Adjust the $Z$9 to correspond to the longest “assembly” row and the highest row number where “assembly” appears.  (To be safe, make it the greatest number of rows on any sheet.)  Then select this cell, drag it out to the appropriate number of columns, and then drag that down to the appropriate number of rows.

Explanation:

  • Main!$A1 gets the part number from cell A1 on the first (Main) sheet.  The A is made absolute by the $, so, even when you drag this to the right, it stays $A.  But the 1 is relative (no $), so, when you drag this down to row 2 on the “Consolidated” sheet, it becomes Main!$A2.
  • Main!$A1&"!$A$1:$Z$9" concatenates the part number, which is the name of the “part” data sheet, with the string !$A$1:$Z$9 (as adjusted for your actual dimensionality), forming a string like, for example, 17!$A$1:$Z$9.  This is a textual representation of the address range for the “part” sheet.  If any of your part numbers contain spaces (or exclamation marks), you’ll need to put the sheet name into quotes: "'"&Main!$A1&"'!$A$1:$Z$9".  If any of your part numbers contain single quotes (apostrophes), you’ll have problems.
  • INDIRECT(Main!$A1&"!$A$1:$Z$9") takes the textual representation of the address range and turns it into an actual address range.
  • COLUMN() is the column number of the current cell.  COLUMN($A$1) is 1.  So the formula COLUMN()-COLUMN($A$1)+1 works out to just COLUMN(); i.e. the current column number.
  • VLOOKUP("assembly", address range, column number, FALSE) searches the address range (data sheet) for a row (VLOOKUP refers to vertical search) that contains assembly in the first column, and returns the value from the specified column.

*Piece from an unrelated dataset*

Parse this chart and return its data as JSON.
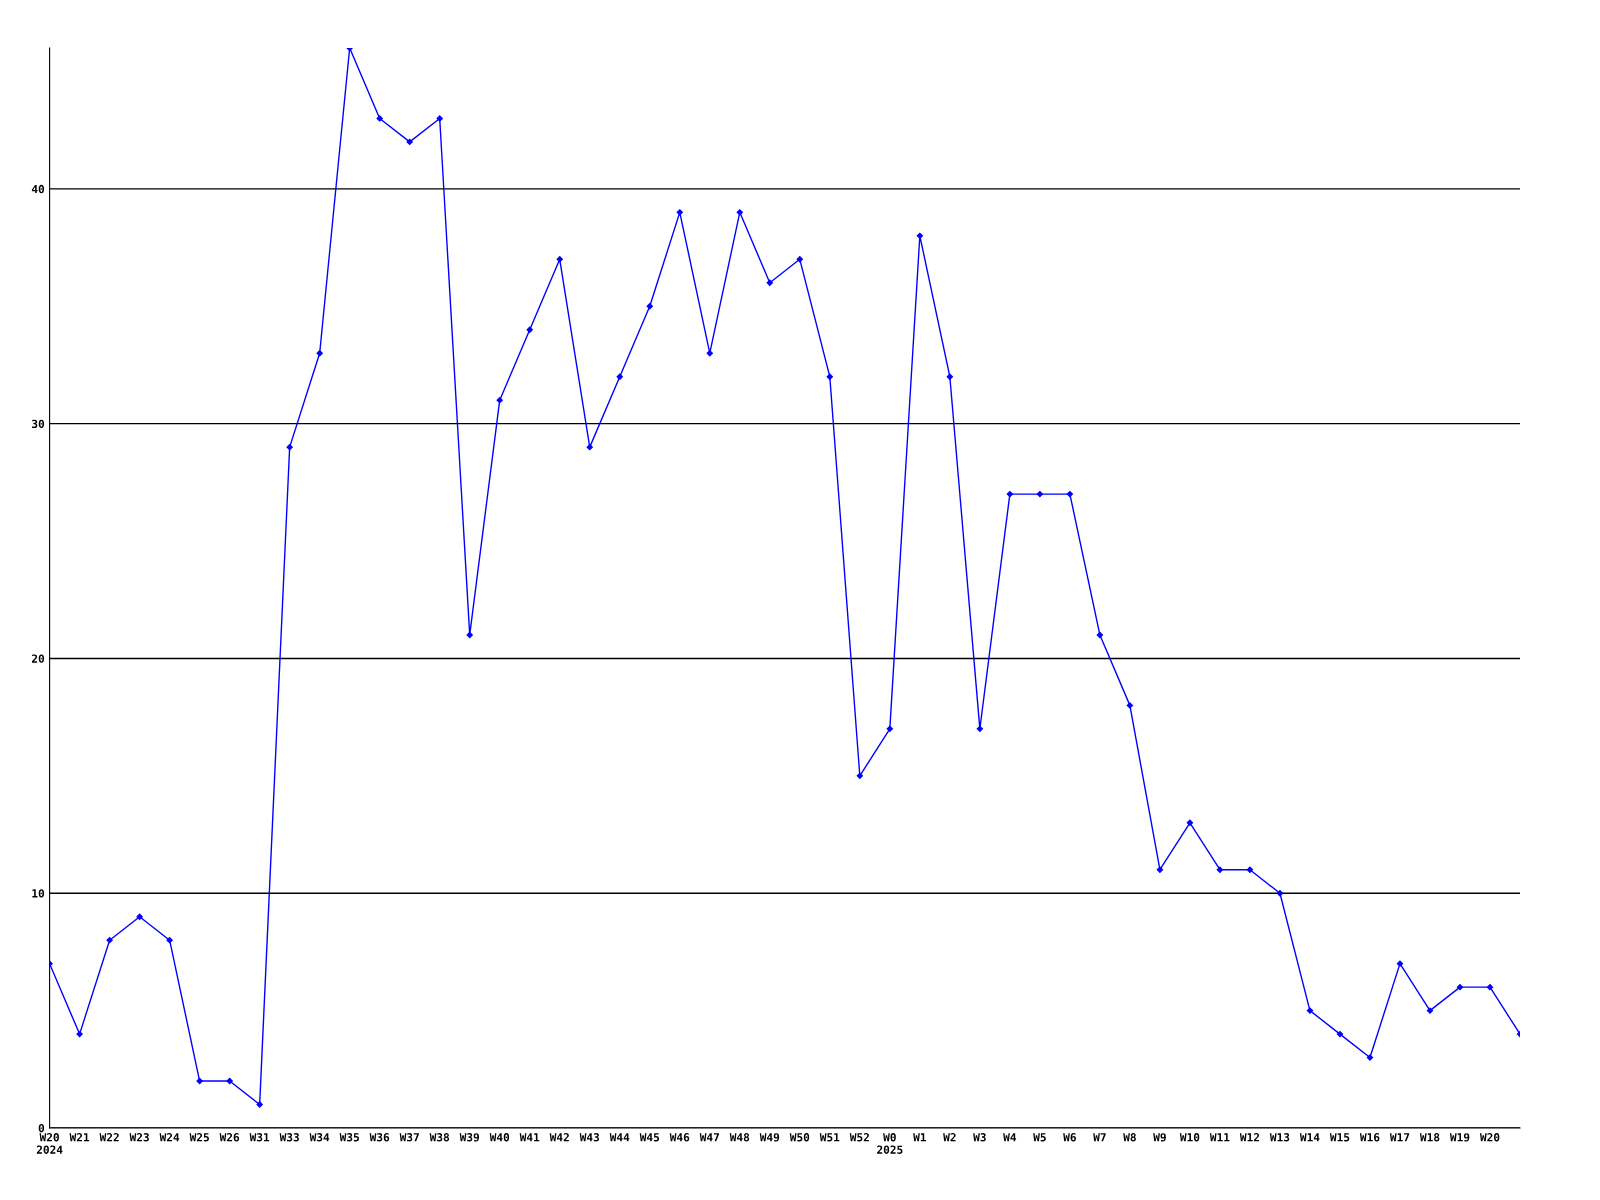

I used COLUMN($A$1) so you can insert a column to the left and have everything automagically shift.  For example, you might want to put =Main!$A1 into column 1 of the Consolidated sheet:

You’ll notice that blank cells on the parts data sheet appear as zeroes on the consolidated sheet.  If that’s a problem, see Display Blank when Referencing Blank Cell in Excel.  If your Main sheet contains part numbers that do not correspond to data sheets, you’ll get errors on your Consolidated sheet.  You can handle those with IFERROR().